John McCain © TF1/LCI 
Steven Ekovich est professeur de sciences politiques à l'Université américaine de Paris.
LCI.fr : Que cherche John McCain en stoppant sa campagne et en voulant reporter le premier débat ?
Steven Ekovich : Il y a plusieurs dimensions à cette stratégie. Tout d'abord, il veut renforcer son image d'homme politique bipartisan capable d'emmener ensemble les républicains et les démocrates à la même proposition de loi. Cela correspond bien à son image de franc-tireur et d'homme "qui fonce", qui sait prendre des risques quand il le faut pour le bien du pays. Il est très apprécié pour cela par les indépendants.
Ensuite, les sondages qui se succèdent depuis quelques jours et le début de la crise lui sont défavorables tandis que Barack Obama profite de la situation. Même si rien n'est joué, il est en perte de vitesse. Sur ce point, il s'agit donc d'un calcul politique afin de redorer son blason et de montrer qu'il applique son principe du "pays d'abord".

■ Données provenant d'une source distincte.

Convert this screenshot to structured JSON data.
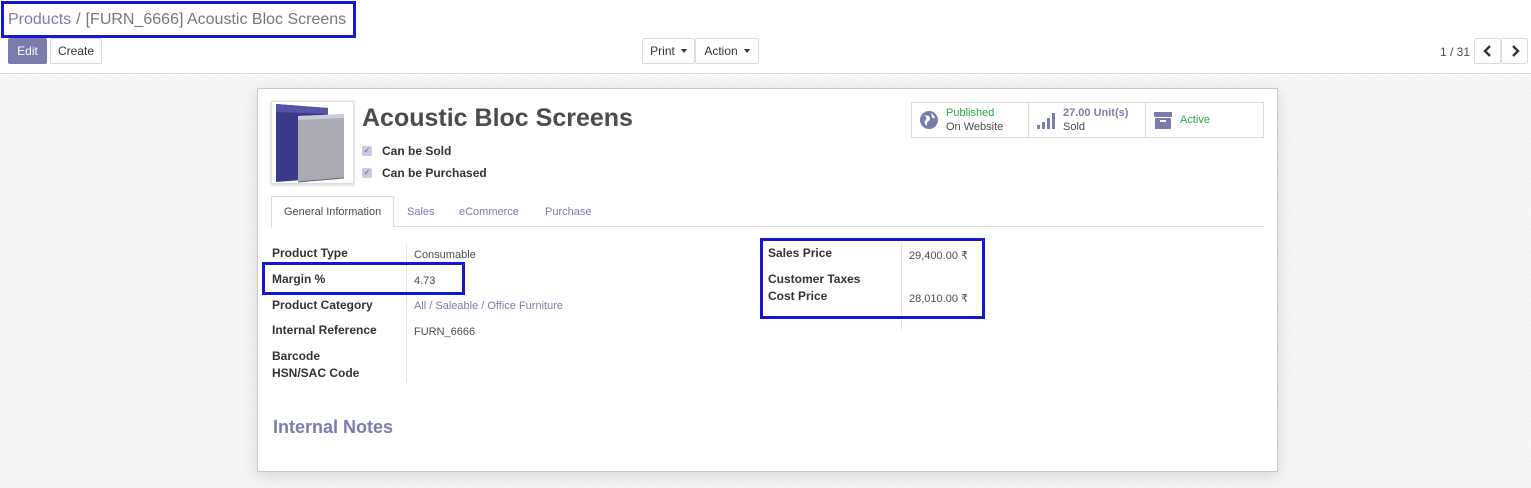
{
  "breadcrumb": {
    "parent": "Products",
    "separator": "/",
    "current": "[FURN_6666] Acoustic Bloc Screens"
  },
  "toolbar": {
    "edit_label": "Edit",
    "create_label": "Create",
    "print_label": "Print",
    "action_label": "Action"
  },
  "pager": {
    "value": "1 / 31"
  },
  "product": {
    "name": "Acoustic Bloc Screens",
    "can_be_sold_label": "Can be Sold",
    "can_be_purchased_label": "Can be Purchased"
  },
  "smart_buttons": {
    "published_status": "Published",
    "published_sub": "On Website",
    "sold_value": "27.00 Unit(s)",
    "sold_label": "Sold",
    "active_label": "Active"
  },
  "tabs": [
    "General Information",
    "Sales",
    "eCommerce",
    "Purchase"
  ],
  "general": {
    "product_type_label": "Product Type",
    "product_type_value": "Consumable",
    "margin_label": "Margin %",
    "margin_value": "4.73",
    "category_label": "Product Category",
    "category_value": "All / Saleable / Office Furniture",
    "internal_ref_label": "Internal Reference",
    "internal_ref_value": "FURN_6666",
    "barcode_label": "Barcode",
    "hsn_label": "HSN/SAC Code"
  },
  "pricing": {
    "sales_price_label": "Sales Price",
    "sales_price_value": "29,400.00 ₹",
    "customer_taxes_label": "Customer Taxes",
    "cost_price_label": "Cost Price",
    "cost_price_value": "28,010.00 ₹"
  },
  "notes": {
    "title": "Internal Notes"
  },
  "colors": {
    "accent": "#7c7bad",
    "highlight": "#1515d8",
    "active_green": "#28a745"
  }
}
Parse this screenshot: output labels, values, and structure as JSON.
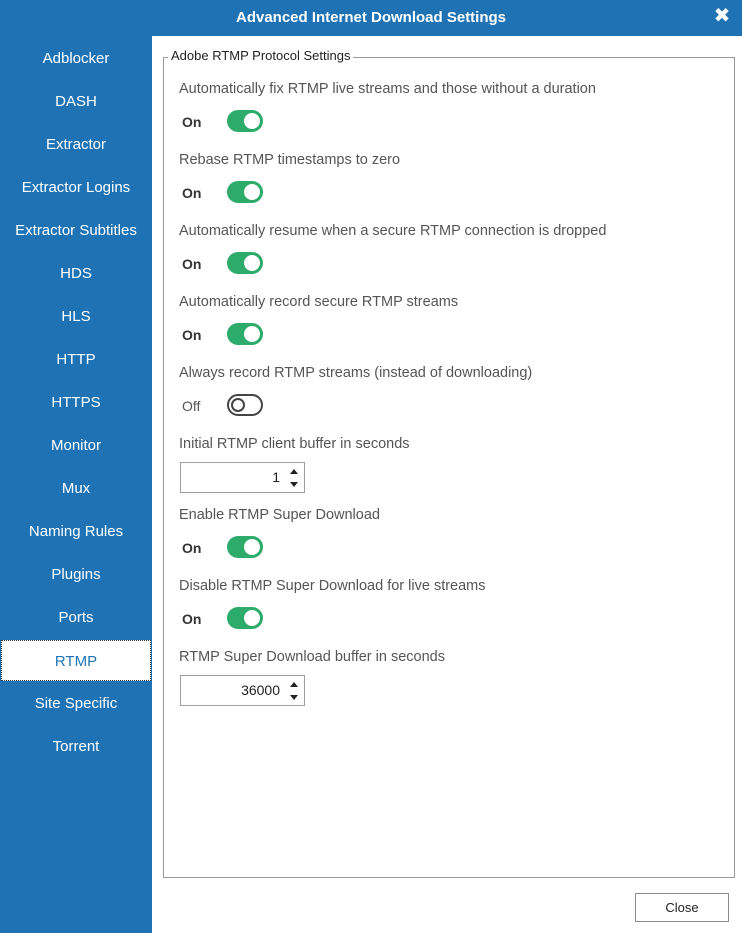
{
  "window": {
    "title": "Advanced Internet Download Settings"
  },
  "sidebar": {
    "items": [
      {
        "label": "Adblocker"
      },
      {
        "label": "DASH"
      },
      {
        "label": "Extractor"
      },
      {
        "label": "Extractor Logins"
      },
      {
        "label": "Extractor Subtitles"
      },
      {
        "label": "HDS"
      },
      {
        "label": "HLS"
      },
      {
        "label": "HTTP"
      },
      {
        "label": "HTTPS"
      },
      {
        "label": "Monitor"
      },
      {
        "label": "Mux"
      },
      {
        "label": "Naming Rules"
      },
      {
        "label": "Plugins"
      },
      {
        "label": "Ports"
      },
      {
        "label": "RTMP",
        "selected": true
      },
      {
        "label": "Site Specific"
      },
      {
        "label": "Torrent"
      }
    ]
  },
  "group": {
    "legend": "Adobe RTMP Protocol Settings"
  },
  "settings": {
    "fix_live": {
      "label": "Automatically fix RTMP live streams and those without a duration",
      "state": "On"
    },
    "rebase": {
      "label": "Rebase RTMP timestamps to zero",
      "state": "On"
    },
    "resume": {
      "label": "Automatically resume when a secure RTMP connection is dropped",
      "state": "On"
    },
    "record_secure": {
      "label": "Automatically record secure RTMP streams",
      "state": "On"
    },
    "always_record": {
      "label": "Always record RTMP streams (instead of downloading)",
      "state": "Off"
    },
    "client_buffer": {
      "label": "Initial RTMP client buffer in seconds",
      "value": "1"
    },
    "super_download": {
      "label": "Enable RTMP Super Download",
      "state": "On"
    },
    "disable_super_live": {
      "label": "Disable RTMP Super Download for live streams",
      "state": "On"
    },
    "super_buffer": {
      "label": "RTMP Super Download buffer in seconds",
      "value": "36000"
    }
  },
  "footer": {
    "close_label": "Close"
  },
  "colors": {
    "accent": "#1f73b4",
    "toggle_on": "#2cab6a"
  }
}
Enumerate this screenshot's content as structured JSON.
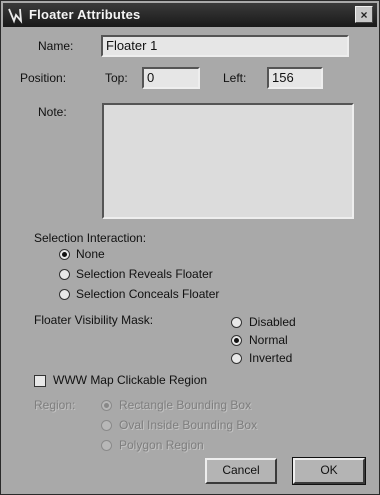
{
  "window": {
    "title": "Floater Attributes",
    "close_glyph": "×"
  },
  "name": {
    "label": "Name:",
    "value": "Floater 1"
  },
  "position": {
    "label": "Position:",
    "top_label": "Top:",
    "top_value": "0",
    "left_label": "Left:",
    "left_value": "156"
  },
  "note": {
    "label": "Note:",
    "value": ""
  },
  "selection_interaction": {
    "label": "Selection Interaction:",
    "options": [
      "None",
      "Selection Reveals Floater",
      "Selection Conceals Floater"
    ],
    "selected": "None"
  },
  "visibility_mask": {
    "label": "Floater Visibility Mask:",
    "options": [
      "Disabled",
      "Normal",
      "Inverted"
    ],
    "selected": "Normal"
  },
  "www_map": {
    "label": "WWW Map Clickable Region",
    "checked": false
  },
  "region": {
    "label": "Region:",
    "options": [
      "Rectangle Bounding Box",
      "Oval Inside Bounding Box",
      "Polygon Region"
    ],
    "selected": "Rectangle Bounding Box",
    "enabled": false
  },
  "buttons": {
    "cancel": "Cancel",
    "ok": "OK"
  }
}
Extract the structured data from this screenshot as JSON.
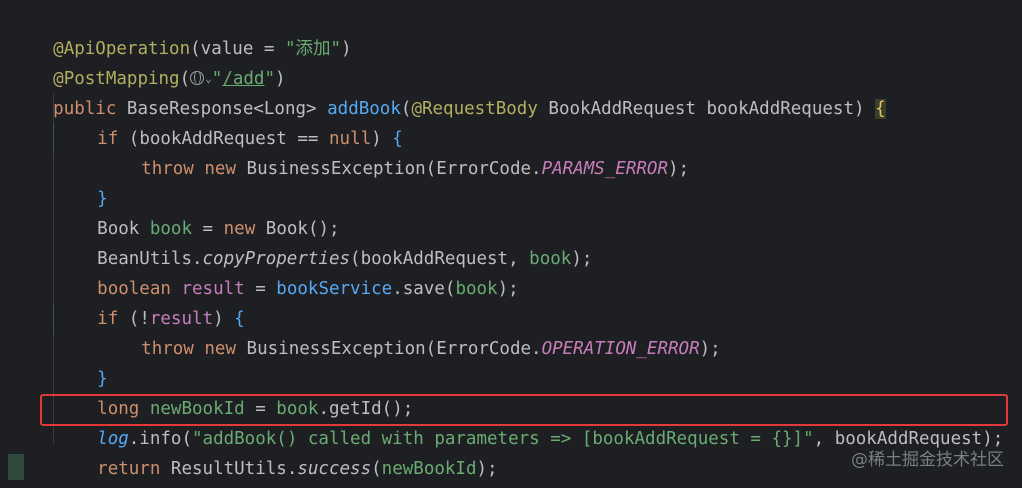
{
  "code": {
    "l1": {
      "annotation": "@ApiOperation",
      "open": "(",
      "key": "value",
      "eq": " = ",
      "str": "\"添加\"",
      "close": ")"
    },
    "l2": {
      "annotation": "@PostMapping",
      "open": "(",
      "str_open": "\"",
      "url": "/add",
      "str_close": "\"",
      "close": ")"
    },
    "l3": {
      "kw_public": "public",
      "type": "BaseResponse",
      "generic": "<Long>",
      "method": "addBook",
      "open": "(",
      "anno": "@RequestBody",
      "ptype": "BookAddRequest",
      "pname": "bookAddRequest",
      "close": ")",
      "brace": "{"
    },
    "l4": {
      "kw_if": "if",
      "open": "(",
      "var": "bookAddRequest",
      "op": " == ",
      "kw_null": "null",
      "close": ")",
      "brace": "{"
    },
    "l5": {
      "kw_throw": "throw",
      "kw_new": "new",
      "cls": "BusinessException",
      "open": "(",
      "enum": "ErrorCode.",
      "const": "PARAMS_ERROR",
      "close": ");"
    },
    "l6": {
      "brace": "}"
    },
    "l7": {
      "type": "Book",
      "var": "book",
      "eq": " = ",
      "kw_new": "new",
      "ctor": "Book",
      "end": "();"
    },
    "l8": {
      "cls": "BeanUtils.",
      "method": "copyProperties",
      "open": "(",
      "arg1": "bookAddRequest",
      "sep": ", ",
      "arg2": "book",
      "close": ");"
    },
    "l9": {
      "kw_boolean": "boolean",
      "var": "result",
      "eq": " = ",
      "svc": "bookService",
      "dot": ".save",
      "open": "(",
      "arg": "book",
      "close": ");"
    },
    "l10": {
      "kw_if": "if",
      "open": "(!",
      "var": "result",
      "close": ")",
      "brace": "{"
    },
    "l11": {
      "kw_throw": "throw",
      "kw_new": "new",
      "cls": "BusinessException",
      "open": "(",
      "enum": "ErrorCode.",
      "const": "OPERATION_ERROR",
      "close": ");"
    },
    "l12": {
      "brace": "}"
    },
    "l13": {
      "kw_long": "long",
      "var": "newBookId",
      "eq": " = ",
      "obj": "book",
      "call": ".getId",
      "end": "();"
    },
    "l14": {
      "log": "log",
      "call": ".info",
      "open": "(",
      "str": "\"addBook() called with parameters => [bookAddRequest = {}]\"",
      "sep": ", ",
      "arg": "bookAddRequest",
      "close": ");"
    },
    "l15": {
      "kw_return": "return",
      "cls": "ResultUtils.",
      "method": "success",
      "open": "(",
      "arg": "newBookId",
      "close": ");"
    },
    "l16": {
      "brace": "}"
    }
  },
  "watermark": "@稀土掘金技术社区",
  "colors": {
    "background": "#1e1f22",
    "keyword": "#cf8e6d",
    "string": "#6aab73",
    "annotation": "#b3ae60",
    "method": "#56a8f5",
    "constant": "#c77dbb",
    "highlight_box": "#e23a3a"
  },
  "icons": {
    "url_inlay": "globe-icon",
    "url_chevron": "chevron-down-icon"
  }
}
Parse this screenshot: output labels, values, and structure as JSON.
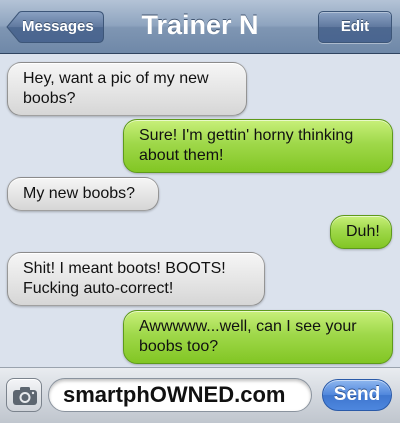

Enfin, a contrario, il s'agit de montrer que Barack Obama préfère continuer à faire campagne plutôt qu'œuvrer pour le pays.
LCI.fr : Cette stratégie est néanmoins risquée.
S.E. : Oui, car il aura notamment du mal à convaincre les parlementaires républicains les plus réticents à adopter un plan d'aide de l'Etat au privé. Beaucoup trouvent également que le projet Bush est loin d'être clair. On peut dire que c'est un vrai coup de poker. Mais McCain en déjà gagné d'autres dans le passé. Au pire, si le plan n'est pas voté, il essaiera de faire porter le chapeau aux démocrates. De leur côté, ces derniers sont aussi dans une position difficile : ils ne pourront pas voter contre le plan si les républicains votent pour. Et dans ce cas, ils donneront raison à la stratégie de McCain.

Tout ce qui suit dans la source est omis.